Whether or not CR without malnutrition will extend lifespan in humans is not known yet, but accumulating data indicate that moderate CR with adequate nutrition has a powerful protective effect against the development of obesity, type 2 diabetes, inflammation, hypertension and cardiovascular disease, which are major causes of morbidity, disability and mortality. In humans calorie restriction without malnutrition also results in a consistent reduction in circulating levels of growth factors, anabolic hormones, adipokines and inflammatory cytokines, which are associated with an increased risk of some of the most common types of cancer.

Moreover, CR in these individuals resulted in an amelioration of two well-accepted markers of cardiovascular aging, i.e. left ventricular diastolic function and heart rate variability. These data indicate that CR exerts direct systemic effects that counter the expected age-associated changes in myocardial stiffness and autonomic function so that LV diastolic function and heart rate variability indexes in CR individuals are similar to those of individuals 20 years younger on a typical Western diet.
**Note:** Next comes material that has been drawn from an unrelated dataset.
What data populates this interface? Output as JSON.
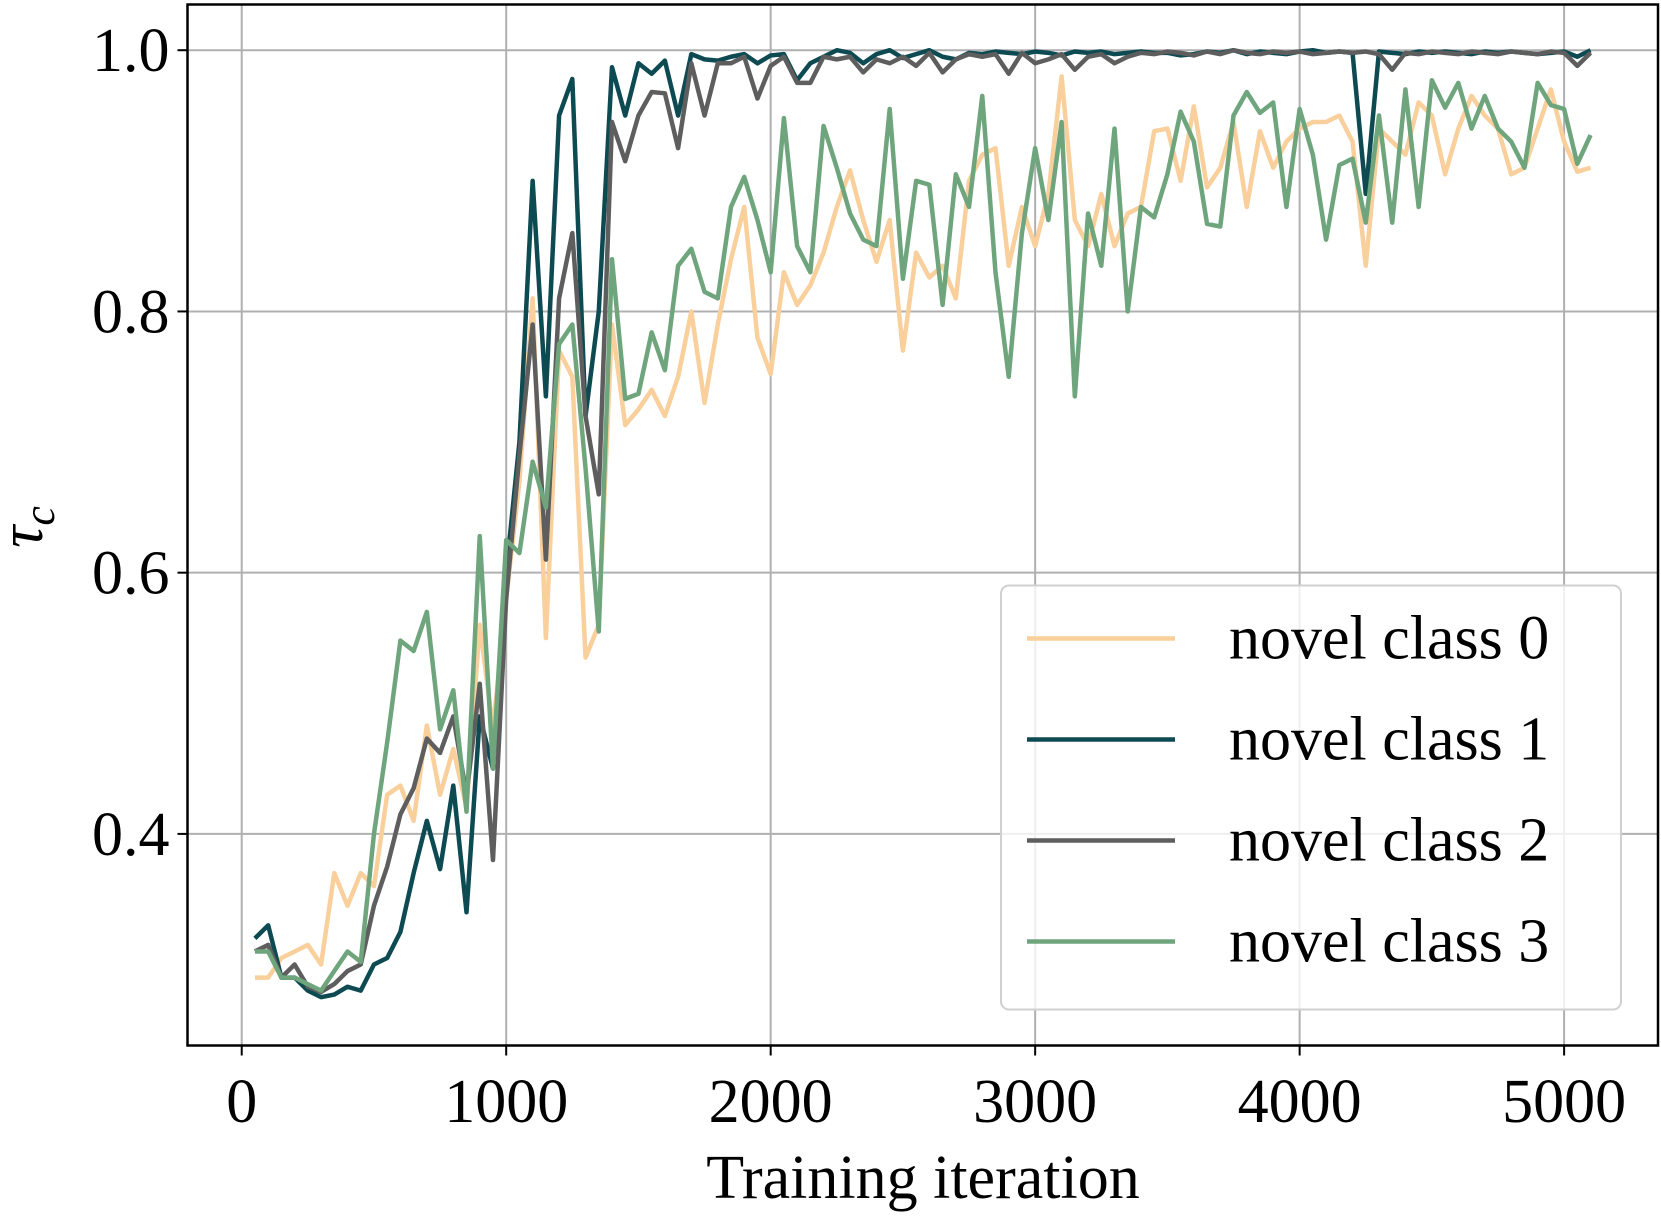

Consistently, we recently found that CR without malnutrition results in dramatic changes of the human skeletal muscle transcriptional profile that resemble those of younger individuals.

More studies are needed to understand how macro- and micro-nutrients, endurance exercise, and other environmental and psychological factors interact with CR in modulating metabolic and molecular pathways that regulate health and longevity. Randomized, CR-controlled, long-term survival studies in humans will never be performed because of obvious problems with long-term compliance and costs of such a long study. Nonetheless, we hope that by following the health status of individuals practicing long-term CR without malnutrition, in particular of those who are now in their 70s and 80s, we could gain soon some information about the effects of CR on successful aging and healthy longevity in humans as well. Because we have detailed information about their close relatives' disease and survival histories, if we observe that as the [CR practitioners] age, they don't develop any of the metabolic abnormalities and/or chronic diseases typical of their parents/siblings, and live substantially longer than their relatives, this will be the best available proof that CR works in humans.